A shaky global economy is pulling down the vibrant domestic market in China for liquid crystal display televisions (LCD TV), reducing growth this year to a bare sliver, according to an IHS iSuppli China Research topical report from information and analytics provider IHS.
Domestic consumption of LCD TVs in China is forecast to reach 40.5 million units by year-end, up by the slimmest of margins—a negligible 1 percent—from 40.2 million units in 2012. The exceptionally weak performance is a far cry from the robust 15 percent increase of the market last year over 2010, when LCD TV usage among the domestic population surged to 35.1 million units.
The drop will be short-lived, however, as prospects are set to improve next year. The local LCD TV market is expected to pick up from its currently debilitated state, growing 7 percent to 43.5 million units. Barring any sudden economic headwinds, the China market should continue to expand, with domestic LCD TV usage reaching 53.0 million units by 2016,.
Even with the healthy projections ahead, the stark reversal in 2012 offers a strong contrast to the performance of years past. A distinct chill has set in that has dampened consumption in an otherwise thriving sector, traceable to the tide of negative effects stemming from global economic uncertainties, IHS iSuppli believes.

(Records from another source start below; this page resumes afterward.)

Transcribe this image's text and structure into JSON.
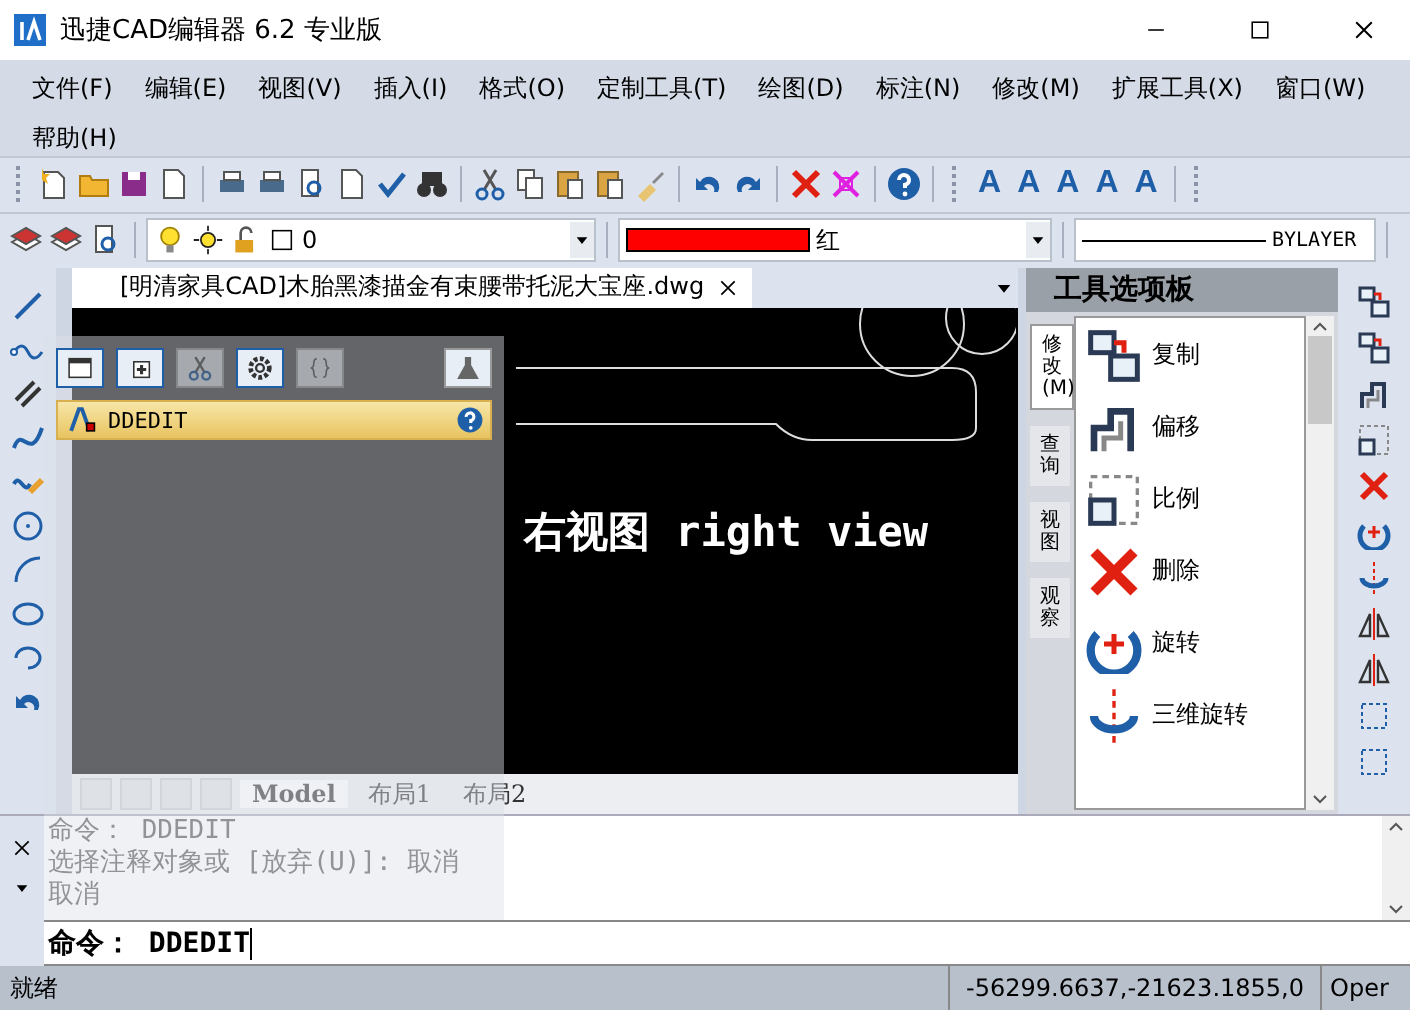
{
  "window": {
    "title": "迅捷CAD编辑器 6.2 专业版"
  },
  "menu": [
    "文件(F)",
    "编辑(E)",
    "视图(V)",
    "插入(I)",
    "格式(O)",
    "定制工具(T)",
    "绘图(D)",
    "标注(N)",
    "修改(M)",
    "扩展工具(X)",
    "窗口(W)",
    "帮助(H)"
  ],
  "text_tools": [
    "A",
    "A",
    "A",
    "A",
    "A"
  ],
  "properties_bar": {
    "layer": "0",
    "color_label": "红",
    "color": "#ff0000",
    "linetype": "BYLAYER"
  },
  "document_tab": {
    "title": "[明清家具CAD]木胎黑漆描金有束腰带托泥大宝座.dwg"
  },
  "canvas": {
    "label": "右视图 right view"
  },
  "layout_tabs": [
    {
      "label": "Model",
      "selected": true
    },
    {
      "label": "布局1",
      "selected": false
    },
    {
      "label": "布局2",
      "selected": false
    }
  ],
  "floating_panel": {
    "command": "DDEDIT"
  },
  "tool_palette": {
    "title": "工具选项板",
    "tabs": [
      {
        "label": "修改(M)",
        "selected": true
      },
      {
        "label": "查询",
        "selected": false
      },
      {
        "label": "视图",
        "selected": false
      },
      {
        "label": "观察",
        "selected": false
      }
    ],
    "items": [
      {
        "kind": "copy",
        "label": "复制"
      },
      {
        "kind": "offset",
        "label": "偏移"
      },
      {
        "kind": "scale",
        "label": "比例"
      },
      {
        "kind": "erase",
        "label": "删除"
      },
      {
        "kind": "rotate",
        "label": "旋转"
      },
      {
        "kind": "rotate3d",
        "label": "三维旋转"
      }
    ]
  },
  "command_line": {
    "history": [
      "命令：  DDEDIT",
      "选择注释对象或 [放弃(U)]: 取消",
      "取消"
    ],
    "input": "命令：  DDEDIT"
  },
  "status_bar": {
    "message": "就绪",
    "coordinates": "-56299.6637,-21623.1855,0",
    "mode": "Oper"
  }
}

Three factors, however, will help the market recover next year: economic recovery on the domestic front, stimulus policies from the Chinese government and the continuing decline of LCD TV prices.
Chinese manufacturers continue to churn out sets
In contrast to the large reduction in consumption of LCD TVs among the domestic populace, Chinese output of LCD TVs does not appear to be slackening for the year. Chinese LCD TV manufacturers—producing the sets either for export or for other global entities that hire Chinese makers as outsourced partners—will make an estimated 75.1 million LCD TVs by the end of 2012, up a solid 8 percent from 2011.
Nonetheless, the Top 6 Chinese LCD TV manufacturers continue to lose money in the business. Lacking know-how in core technologies and faced by a strong currency in the Chinese yuan, China’s foremost LCD TV makers are finding it hard to reduce cost and simultaneously develop products for the high end. Companies occupying this highest echelon include TCL, Hisense, Skyworth, Changhong, Konka and Haier.
The difficulties of the Top 6, in turn, are providing unexpected opportunities for the second rung of domestic LCD TV players, such as MTC and Tsinghua Tongfang, to move up. Enjoying lower operating costs, these Tier 2 players are ending up in better financial shape than their rivals at the very top.
Other changes are afoot
Other dramatic changes are sweeping the LCD TV supply chain in China. For instance, so-called semi-knockdown (SKD) and complete knockdown (CKD) service providers have emerged, producing TV boards with integrated chipsets and displacing traditional TV manufacturers from their own game in the process. Another development has seen the weakening of traditional design houses—their role taken over by semiconductor suppliers now able to provide total solutions for TV manufacturers.
Elsewhere, competition within the Chinese LCD TV semiconductor space is intense but extremely lopsided. A single entity—MediaTek of Taiwan—is the dominant player after it swallowed fellow Taiwanese competitor MStar Semiconductor. The combined entity now rules 89 percent of the LCD TV chip space in China, with rival Realtek—also from Taiwan—at a very distant second with 4 percent.
The remaining 7 percent is hotly contested by nine companies—local and foreign alike. These include Shanghai-based Amlogic; Taiwanese players Sunplus Technology, Novatek and Silicon Integrated Systems; French-Italian entity STMicroelectronics via its Genesis acquisition; as well as U.S.-based Sigma Designs via Trident, along with other American firms Pixelworks, Marvell and Broadcom.
Both Qualcomm and Nvidia from California are also contemplating entering the Chinese LCD TV chip market, joining their four American cohorts in making a play for the vast Chinese LCD TV space. The TV chips that go into Chinese-made sets will increasingly peddle sophisticated features, including Internet connectivity, 3-D capabilities and light-emitting-diode (LED) backlight technology.